Even more worrying is how predictable many of these shortcomings should have been for a tech giant like Facebook. Of course, low-tech tricks like slightly altering images or using previews of websites, would be used to circumvent attempts at moderation.

Clearly, Facebook’s venerated algorithms, despite their touted complexity, cannot reliably detect misinformation in all the forms it manifests on a platform of billions of users, constantly adapting its tactics. Human content moderators also inevitably miss things through sheer volume.

But what our study really highlights is the lack of genuine motivation. Inconsistent rules, systematic loopholes, financial incentives built into the recommendation system, it shows that Facebook is truly failing to disrupt the misinformation business model that makes its ad machine run.

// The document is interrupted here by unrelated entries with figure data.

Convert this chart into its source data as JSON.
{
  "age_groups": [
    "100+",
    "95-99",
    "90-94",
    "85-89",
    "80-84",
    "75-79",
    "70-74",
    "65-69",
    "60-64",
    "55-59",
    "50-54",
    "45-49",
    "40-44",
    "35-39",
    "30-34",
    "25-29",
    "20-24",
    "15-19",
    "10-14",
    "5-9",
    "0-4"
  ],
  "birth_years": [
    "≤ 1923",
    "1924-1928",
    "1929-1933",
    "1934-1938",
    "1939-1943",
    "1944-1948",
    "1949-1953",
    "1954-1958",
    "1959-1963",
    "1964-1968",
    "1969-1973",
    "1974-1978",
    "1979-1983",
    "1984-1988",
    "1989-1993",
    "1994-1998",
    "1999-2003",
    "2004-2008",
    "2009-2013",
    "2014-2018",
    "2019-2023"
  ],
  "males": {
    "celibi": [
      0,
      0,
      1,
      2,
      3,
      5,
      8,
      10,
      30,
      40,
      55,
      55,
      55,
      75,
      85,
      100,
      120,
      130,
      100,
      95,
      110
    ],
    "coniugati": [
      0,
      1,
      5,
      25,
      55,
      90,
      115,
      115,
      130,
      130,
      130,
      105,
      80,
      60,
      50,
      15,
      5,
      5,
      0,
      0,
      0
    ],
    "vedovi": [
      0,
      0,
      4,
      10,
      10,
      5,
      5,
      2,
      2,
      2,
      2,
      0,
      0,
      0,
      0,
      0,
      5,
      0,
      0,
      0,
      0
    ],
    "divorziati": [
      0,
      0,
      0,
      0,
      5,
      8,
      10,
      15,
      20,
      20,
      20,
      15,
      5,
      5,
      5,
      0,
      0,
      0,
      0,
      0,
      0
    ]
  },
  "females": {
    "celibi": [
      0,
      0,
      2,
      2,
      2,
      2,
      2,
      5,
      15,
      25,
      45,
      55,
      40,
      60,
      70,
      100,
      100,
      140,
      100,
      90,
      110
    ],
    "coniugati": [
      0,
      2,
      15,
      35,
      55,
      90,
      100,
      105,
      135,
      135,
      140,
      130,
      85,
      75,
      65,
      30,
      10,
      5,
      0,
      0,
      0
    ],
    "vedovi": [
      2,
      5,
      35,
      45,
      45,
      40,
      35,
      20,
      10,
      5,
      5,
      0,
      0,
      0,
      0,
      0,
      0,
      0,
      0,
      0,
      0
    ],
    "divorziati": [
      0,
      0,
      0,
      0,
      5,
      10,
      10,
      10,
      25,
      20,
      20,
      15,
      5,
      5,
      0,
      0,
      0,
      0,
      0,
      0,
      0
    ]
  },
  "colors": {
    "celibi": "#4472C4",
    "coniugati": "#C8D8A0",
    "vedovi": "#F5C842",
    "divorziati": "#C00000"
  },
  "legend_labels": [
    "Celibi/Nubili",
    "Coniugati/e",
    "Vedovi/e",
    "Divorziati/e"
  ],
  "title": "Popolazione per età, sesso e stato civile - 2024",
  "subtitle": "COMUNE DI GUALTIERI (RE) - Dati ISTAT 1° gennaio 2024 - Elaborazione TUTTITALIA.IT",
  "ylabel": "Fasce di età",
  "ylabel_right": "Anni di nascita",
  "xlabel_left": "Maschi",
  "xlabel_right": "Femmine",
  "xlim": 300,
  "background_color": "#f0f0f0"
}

While legitimate news outlets have to follow draconian rules about anything that could be considered disinformation, disinformation factories always seem to find loopholes because Facebook’s economic incentives are to keep engagement and outrage at a maximum.

Facebook’s response has always been “substantial investments,” but we’ve reached a point where reinforcing disinformation labels, hiring more fact-checkers or doubling down on investments in artificial intelligence won’t be enough. If Facebook wants to honor its civic responsibilities and self-declared values, it will need to completely rebuild the fundamental dynamics of its platform to purge the sustainable viral spread of misinformation as a business model.

This would mean strictly depriving all propagators of false content of the ability to monetize through autoplay videos, engagement-driven algorithmic amplification, or paid promotion gimmicks. Also ruthlessly reduce the reach of any actors who persistently push misinformation into a shadow purgatory where their lies cannot spread. It would also mean making it easier to identify the subtlest mutation of recycled disinformation campaigns before they can flourish again.

And more fundamentally, protect public discourse from being overwhelmed by the temptation of easy engagement through the anger and outrage promoted by the disinformation industry.

This may sound like an existential dilemma for Facebook. The platform’s current uncoordinated and insufficient efforts – perhaps motivated more by public relations than genuine protection of democracy – leave it complicit in the real social dangers and harms of misinformation. It’s time for Zuckerberg and his team to decide how far they will go to change course and live up to their stated ideals.